Take the latest bout of economistic foot-in-mouth, over unemployment figures.
On Tuesday morning, every economist quoted believed the jobs market had peaked and unemployment rates for theJune quarter would rise, from 4.2 per cent to maybe 4.4 per cent or even more.
There was "mounting evidence" the quarterly results, due out that morning, would show "the trough in unemployment rates is now behind us," huffed big bank economist number one.
This was followed by an observation that rising jobless statistics were what sank governments, and warnings about the raft of economic and social problems increasing unemployment engendered.
A "softening job market" also reflected the "business-led nature of the recent growth slowdown," big bank economist number two chimed in.
Reading between the lines what they were collectively saying is, the coalition government is about to be in trouble – and we can't wait.
Just another log on the fire of the "Labour's no good at economics" mythology.
Come Wednesday and in the wake of news unemployment had actually hit a new 11-year low of just 3.9 per cent, you might expect these gloom-mongers to gracefully apologise for getting it so wrong.
But no. Instead they hurried to renew battle by saying the "surprisingly solid" figures wouldn't stop the Reserve Bank cutting interest rates – something only economists think is a bad thing.
They continued to poo-poo an apparently remarkable turnaround by being "wary of reading too much into it given the volatile and lagging nature of this data" – that from big bank economist number three.
Evidently happy to accept the data as "real" if it agrees with them, dismissive of it as "lagging" if it doesn't.

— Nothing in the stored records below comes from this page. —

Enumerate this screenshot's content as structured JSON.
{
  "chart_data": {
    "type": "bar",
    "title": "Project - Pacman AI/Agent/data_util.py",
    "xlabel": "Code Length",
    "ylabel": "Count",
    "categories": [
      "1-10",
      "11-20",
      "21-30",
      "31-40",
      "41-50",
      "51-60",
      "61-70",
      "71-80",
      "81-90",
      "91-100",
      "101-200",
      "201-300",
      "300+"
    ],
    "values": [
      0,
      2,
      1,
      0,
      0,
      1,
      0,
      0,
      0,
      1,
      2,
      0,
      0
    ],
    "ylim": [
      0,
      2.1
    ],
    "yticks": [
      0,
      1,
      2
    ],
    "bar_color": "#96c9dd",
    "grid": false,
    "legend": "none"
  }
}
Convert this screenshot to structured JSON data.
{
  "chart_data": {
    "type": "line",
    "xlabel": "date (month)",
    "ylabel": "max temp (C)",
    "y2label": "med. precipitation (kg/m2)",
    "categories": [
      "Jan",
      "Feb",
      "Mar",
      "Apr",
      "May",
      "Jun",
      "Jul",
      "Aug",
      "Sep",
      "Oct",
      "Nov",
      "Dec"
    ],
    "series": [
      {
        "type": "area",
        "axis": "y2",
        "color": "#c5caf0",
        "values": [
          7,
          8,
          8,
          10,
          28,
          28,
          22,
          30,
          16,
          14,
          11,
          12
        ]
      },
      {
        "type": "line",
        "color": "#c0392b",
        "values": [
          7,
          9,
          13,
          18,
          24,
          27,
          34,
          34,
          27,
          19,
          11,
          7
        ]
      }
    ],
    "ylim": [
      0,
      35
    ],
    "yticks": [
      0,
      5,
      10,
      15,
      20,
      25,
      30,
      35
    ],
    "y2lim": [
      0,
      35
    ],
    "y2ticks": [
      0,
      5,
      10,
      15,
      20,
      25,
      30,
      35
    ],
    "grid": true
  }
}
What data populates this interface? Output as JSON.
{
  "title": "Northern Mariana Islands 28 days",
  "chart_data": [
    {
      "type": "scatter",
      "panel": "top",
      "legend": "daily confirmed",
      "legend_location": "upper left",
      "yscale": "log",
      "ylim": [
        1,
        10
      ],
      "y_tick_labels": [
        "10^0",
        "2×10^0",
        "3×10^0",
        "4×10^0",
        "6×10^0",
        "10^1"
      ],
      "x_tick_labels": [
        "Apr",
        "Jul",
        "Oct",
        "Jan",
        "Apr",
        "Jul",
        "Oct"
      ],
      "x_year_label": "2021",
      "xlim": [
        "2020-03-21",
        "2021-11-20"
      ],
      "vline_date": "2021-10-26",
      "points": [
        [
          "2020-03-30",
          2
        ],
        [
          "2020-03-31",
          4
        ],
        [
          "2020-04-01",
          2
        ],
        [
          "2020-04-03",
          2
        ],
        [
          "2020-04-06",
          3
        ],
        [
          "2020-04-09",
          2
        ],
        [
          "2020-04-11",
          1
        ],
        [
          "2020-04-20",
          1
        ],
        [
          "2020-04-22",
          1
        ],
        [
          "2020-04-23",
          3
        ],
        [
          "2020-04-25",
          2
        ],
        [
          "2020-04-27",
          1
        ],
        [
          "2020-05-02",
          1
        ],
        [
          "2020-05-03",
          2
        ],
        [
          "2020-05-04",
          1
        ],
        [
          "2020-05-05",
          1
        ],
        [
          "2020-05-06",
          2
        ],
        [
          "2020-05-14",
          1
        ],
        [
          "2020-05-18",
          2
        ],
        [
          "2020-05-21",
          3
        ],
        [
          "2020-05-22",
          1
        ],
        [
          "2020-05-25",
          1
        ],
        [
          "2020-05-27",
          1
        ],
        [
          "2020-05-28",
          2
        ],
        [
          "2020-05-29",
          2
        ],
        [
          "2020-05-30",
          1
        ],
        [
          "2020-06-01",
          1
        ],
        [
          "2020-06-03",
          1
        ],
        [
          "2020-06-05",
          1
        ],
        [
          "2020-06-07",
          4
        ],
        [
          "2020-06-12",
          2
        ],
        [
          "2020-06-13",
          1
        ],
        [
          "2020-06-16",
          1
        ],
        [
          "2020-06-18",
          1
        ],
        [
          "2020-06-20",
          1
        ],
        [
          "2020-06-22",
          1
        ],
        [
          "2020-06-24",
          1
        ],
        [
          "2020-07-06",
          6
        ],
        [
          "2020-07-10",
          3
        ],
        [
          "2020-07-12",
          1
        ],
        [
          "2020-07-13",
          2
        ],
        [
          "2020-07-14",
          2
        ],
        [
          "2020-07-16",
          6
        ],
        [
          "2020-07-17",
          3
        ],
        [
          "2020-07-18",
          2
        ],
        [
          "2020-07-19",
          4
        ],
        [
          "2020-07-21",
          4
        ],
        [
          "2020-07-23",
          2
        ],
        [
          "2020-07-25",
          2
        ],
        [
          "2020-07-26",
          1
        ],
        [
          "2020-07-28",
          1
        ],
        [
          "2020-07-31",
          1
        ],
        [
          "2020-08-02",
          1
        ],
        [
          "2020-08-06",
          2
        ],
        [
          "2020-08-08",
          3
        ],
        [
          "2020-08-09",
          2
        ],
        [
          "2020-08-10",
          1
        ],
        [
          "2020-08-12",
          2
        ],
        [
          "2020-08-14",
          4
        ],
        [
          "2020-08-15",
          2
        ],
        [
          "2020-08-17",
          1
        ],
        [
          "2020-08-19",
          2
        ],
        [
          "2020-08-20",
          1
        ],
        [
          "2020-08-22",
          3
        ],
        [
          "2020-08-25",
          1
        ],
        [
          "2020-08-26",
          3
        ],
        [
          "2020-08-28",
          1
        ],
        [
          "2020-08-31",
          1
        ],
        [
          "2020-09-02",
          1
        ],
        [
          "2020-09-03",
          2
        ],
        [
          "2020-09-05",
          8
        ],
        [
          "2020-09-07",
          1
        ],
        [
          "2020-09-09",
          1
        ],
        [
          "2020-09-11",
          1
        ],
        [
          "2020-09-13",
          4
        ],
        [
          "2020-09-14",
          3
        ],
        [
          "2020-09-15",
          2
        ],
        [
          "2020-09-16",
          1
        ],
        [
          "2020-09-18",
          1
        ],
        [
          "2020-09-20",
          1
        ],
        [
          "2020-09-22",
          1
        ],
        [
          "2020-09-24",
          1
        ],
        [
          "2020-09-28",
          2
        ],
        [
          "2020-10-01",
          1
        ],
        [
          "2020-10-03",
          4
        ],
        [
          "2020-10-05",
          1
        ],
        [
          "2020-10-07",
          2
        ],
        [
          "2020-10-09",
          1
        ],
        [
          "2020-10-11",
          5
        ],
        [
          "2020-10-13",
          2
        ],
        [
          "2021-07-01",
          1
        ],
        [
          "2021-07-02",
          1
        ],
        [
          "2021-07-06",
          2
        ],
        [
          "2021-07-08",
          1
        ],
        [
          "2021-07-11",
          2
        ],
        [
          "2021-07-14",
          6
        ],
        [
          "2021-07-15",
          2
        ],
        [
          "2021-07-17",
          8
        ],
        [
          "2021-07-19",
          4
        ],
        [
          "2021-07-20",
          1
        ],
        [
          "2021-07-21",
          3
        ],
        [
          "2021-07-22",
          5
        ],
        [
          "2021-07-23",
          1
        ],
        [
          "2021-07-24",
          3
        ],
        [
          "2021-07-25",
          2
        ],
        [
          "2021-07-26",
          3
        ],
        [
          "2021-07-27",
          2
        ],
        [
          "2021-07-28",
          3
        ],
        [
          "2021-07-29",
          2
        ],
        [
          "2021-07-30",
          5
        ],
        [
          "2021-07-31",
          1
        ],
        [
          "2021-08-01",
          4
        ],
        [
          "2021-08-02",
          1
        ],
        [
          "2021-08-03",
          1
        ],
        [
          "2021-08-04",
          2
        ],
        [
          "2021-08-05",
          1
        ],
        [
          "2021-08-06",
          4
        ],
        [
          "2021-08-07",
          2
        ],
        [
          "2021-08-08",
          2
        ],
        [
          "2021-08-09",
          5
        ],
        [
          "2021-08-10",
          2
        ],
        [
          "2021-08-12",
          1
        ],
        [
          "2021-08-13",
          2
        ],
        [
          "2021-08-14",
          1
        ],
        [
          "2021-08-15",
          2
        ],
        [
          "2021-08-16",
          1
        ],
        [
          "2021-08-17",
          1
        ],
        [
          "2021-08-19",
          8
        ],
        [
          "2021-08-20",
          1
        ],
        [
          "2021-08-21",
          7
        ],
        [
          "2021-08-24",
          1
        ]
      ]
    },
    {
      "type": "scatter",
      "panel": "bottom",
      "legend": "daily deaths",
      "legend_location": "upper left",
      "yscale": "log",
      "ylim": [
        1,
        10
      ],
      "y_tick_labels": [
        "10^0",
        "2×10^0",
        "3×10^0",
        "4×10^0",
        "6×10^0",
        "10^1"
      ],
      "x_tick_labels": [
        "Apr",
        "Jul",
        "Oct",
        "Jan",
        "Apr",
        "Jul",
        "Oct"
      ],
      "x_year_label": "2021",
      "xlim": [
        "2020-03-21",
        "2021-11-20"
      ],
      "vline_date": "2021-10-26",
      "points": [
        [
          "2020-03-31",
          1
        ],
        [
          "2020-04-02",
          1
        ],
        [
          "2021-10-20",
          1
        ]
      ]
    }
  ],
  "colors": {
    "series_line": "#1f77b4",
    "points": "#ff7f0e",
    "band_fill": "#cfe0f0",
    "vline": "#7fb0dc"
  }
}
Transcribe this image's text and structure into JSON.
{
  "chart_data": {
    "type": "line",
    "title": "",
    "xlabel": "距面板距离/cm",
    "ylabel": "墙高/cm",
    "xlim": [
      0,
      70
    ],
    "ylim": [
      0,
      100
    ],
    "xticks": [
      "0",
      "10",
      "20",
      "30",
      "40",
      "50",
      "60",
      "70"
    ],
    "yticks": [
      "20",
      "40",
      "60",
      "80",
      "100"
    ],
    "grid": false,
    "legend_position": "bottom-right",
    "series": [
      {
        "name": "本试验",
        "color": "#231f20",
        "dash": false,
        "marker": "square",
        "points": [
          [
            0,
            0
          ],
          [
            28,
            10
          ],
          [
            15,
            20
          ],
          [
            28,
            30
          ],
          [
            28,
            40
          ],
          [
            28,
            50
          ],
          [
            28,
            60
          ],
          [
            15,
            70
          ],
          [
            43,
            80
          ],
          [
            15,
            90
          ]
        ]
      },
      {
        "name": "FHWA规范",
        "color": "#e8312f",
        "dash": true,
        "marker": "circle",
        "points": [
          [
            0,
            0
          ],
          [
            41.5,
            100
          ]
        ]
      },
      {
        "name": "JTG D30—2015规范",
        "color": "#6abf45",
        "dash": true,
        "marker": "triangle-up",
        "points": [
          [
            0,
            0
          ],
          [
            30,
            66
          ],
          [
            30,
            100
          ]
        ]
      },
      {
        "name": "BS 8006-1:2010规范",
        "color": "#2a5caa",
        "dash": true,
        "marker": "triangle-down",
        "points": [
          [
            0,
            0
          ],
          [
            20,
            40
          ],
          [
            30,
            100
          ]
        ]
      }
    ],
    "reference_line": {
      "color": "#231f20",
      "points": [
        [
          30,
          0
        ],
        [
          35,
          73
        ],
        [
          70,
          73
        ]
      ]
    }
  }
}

This also despite public and private wages both rose by an equally-significant 0.7 per cent for the quarter – twice what bank economists had collectively predicted - and 2.1 per cent for the year to June.
As for the supposed "slowdown" they're talking up, where is that happening, exactly?
Sure the RBNZ did cut the official cash rate – to a record low 1 per cent – but listening to its governor, Adrian Orr, it seemed plain this had little to do with either global markets or any domestic slowdown.
On the contrary, Orr said the main reason for the cut was to help government "get the money out the door" to assist its spending on major infrastructural projects and maintain relatively-full employment.
Predictably, this hasn't stopped economists from claiming the cut was a "crisis-like" response to correct a "flagging" economy.
Okay, GDP growth has slowed, but it's still closer to 3 per cent than two, and ironically most economists have been predicting a rise in GDP through the second half of this year – something the Reserve Bank's move will stimulate.
And surveyed business confidence may have fallen, but again, that doesn't marry with (for example) a record number of consents in the pipeline for both domestic and commercial buildings. You don't build if you're lacking in confidence.
I'm not a fan of any of these measures – there are more-inclusive ways to determine the real health of the country than gross production figures – but on a purely economist-oriented playing field you'd surely have to say things are "stable" at worst.
And I'd suggest to the economists that if "confidence" really is the basis on which business decides on investment – and that's always struck me as absurd – then deliberately talking it down does us all a great disservice.
Perhaps we should reflect on who most profits from bad times, and conversely loses money when interest rates fall. Yep; big banks.
Bruce Bisset is a freelance writer and poet. Views expressed are the writer's opinion and not the newspaper's.